How can we test the hypothesis? Artificial intelligence researchers and neuroscientists can test if the human mind can be simulated. So far, it’s become possible for machines to play Chess and Go and put captions on images. But the question remains, can a machine be developed far enough that it can become conscious? So far, we do not have any answers.
Another option is that scientists can look for hallmarks of Simulation. Let us suppose, as Tegmark said, that if someone is simulating our universe, they would want to cut corners to make the Simulation cheaper to operate. The evidence of that could be seen in an experiment.
Terille sees beautiful and intense consequences of Simulation Creationism. He suggests that it provides a vision of the afterlife within the domain of science.
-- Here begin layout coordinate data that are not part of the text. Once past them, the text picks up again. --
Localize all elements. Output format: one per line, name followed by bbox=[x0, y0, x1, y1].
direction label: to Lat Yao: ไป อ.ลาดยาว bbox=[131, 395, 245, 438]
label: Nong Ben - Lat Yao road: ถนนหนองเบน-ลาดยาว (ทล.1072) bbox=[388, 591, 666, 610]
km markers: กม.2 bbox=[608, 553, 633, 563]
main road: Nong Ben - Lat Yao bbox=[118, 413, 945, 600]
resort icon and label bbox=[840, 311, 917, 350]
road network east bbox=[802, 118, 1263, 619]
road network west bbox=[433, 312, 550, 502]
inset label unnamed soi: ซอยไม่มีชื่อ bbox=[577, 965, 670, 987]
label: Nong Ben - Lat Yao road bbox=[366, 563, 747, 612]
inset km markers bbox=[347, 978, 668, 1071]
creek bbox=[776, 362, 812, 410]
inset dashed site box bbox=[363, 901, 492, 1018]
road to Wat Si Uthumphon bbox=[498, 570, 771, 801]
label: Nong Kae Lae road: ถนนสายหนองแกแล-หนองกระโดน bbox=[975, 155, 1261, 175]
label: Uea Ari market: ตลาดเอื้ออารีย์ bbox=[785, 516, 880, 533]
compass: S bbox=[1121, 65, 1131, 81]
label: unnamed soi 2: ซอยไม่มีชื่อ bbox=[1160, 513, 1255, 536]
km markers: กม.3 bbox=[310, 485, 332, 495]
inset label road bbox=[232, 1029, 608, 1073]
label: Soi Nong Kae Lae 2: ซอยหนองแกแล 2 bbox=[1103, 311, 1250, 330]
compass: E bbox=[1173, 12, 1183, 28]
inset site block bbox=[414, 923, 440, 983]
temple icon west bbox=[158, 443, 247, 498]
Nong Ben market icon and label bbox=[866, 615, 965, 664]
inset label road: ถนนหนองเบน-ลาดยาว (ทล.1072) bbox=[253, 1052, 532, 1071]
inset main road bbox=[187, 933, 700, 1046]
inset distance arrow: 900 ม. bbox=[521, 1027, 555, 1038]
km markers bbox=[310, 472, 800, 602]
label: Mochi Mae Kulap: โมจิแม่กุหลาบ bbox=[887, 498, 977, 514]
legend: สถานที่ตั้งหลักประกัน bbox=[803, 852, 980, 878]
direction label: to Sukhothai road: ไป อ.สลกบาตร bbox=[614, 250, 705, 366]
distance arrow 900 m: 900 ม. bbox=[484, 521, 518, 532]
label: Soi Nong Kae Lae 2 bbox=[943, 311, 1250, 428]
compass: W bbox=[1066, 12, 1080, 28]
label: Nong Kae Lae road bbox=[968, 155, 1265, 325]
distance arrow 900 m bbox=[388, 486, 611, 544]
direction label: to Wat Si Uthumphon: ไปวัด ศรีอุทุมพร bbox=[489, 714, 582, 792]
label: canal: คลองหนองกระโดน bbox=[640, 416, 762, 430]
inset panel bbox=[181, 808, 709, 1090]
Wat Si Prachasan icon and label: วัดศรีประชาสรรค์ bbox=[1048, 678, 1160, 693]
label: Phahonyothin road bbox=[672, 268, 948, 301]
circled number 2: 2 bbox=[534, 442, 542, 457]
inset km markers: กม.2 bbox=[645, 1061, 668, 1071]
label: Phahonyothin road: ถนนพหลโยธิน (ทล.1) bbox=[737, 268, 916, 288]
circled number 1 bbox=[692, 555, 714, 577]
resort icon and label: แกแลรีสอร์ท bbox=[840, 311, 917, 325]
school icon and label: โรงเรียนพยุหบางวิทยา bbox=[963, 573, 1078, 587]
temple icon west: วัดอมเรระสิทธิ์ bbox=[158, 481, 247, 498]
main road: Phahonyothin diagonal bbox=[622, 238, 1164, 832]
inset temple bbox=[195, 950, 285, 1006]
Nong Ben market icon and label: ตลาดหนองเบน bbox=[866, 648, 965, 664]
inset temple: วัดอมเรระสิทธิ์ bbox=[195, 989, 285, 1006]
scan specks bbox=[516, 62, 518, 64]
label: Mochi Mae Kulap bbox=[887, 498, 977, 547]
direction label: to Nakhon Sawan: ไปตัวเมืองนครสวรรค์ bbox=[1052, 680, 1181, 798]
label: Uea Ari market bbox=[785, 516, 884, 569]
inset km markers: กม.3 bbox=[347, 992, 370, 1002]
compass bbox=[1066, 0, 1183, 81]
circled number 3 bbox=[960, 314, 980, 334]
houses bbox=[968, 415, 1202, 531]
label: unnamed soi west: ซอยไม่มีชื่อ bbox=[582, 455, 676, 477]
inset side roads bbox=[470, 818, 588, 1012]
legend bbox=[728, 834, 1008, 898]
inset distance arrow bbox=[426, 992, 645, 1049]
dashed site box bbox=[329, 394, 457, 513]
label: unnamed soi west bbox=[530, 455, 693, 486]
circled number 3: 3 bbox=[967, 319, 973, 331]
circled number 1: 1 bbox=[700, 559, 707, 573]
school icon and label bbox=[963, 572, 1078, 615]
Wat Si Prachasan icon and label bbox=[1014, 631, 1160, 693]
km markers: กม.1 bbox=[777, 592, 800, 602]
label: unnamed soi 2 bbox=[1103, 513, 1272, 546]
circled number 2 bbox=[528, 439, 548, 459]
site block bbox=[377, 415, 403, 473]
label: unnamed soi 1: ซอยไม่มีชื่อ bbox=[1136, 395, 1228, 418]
And he says you would not need any faith, miracle, or anything spectacular to believe it, as it naturally emerges from the laws of physics.
He also remarks that it implies that we would have the same ability to create our own Simulations soon. We would have such power over mind and matter that we could make whatever we wanted and occupy those worlds. Of course, there are theists who believe this Simulation Theory is actually Simulation Creationism — the world is not being run on a computer program but by an almighty God.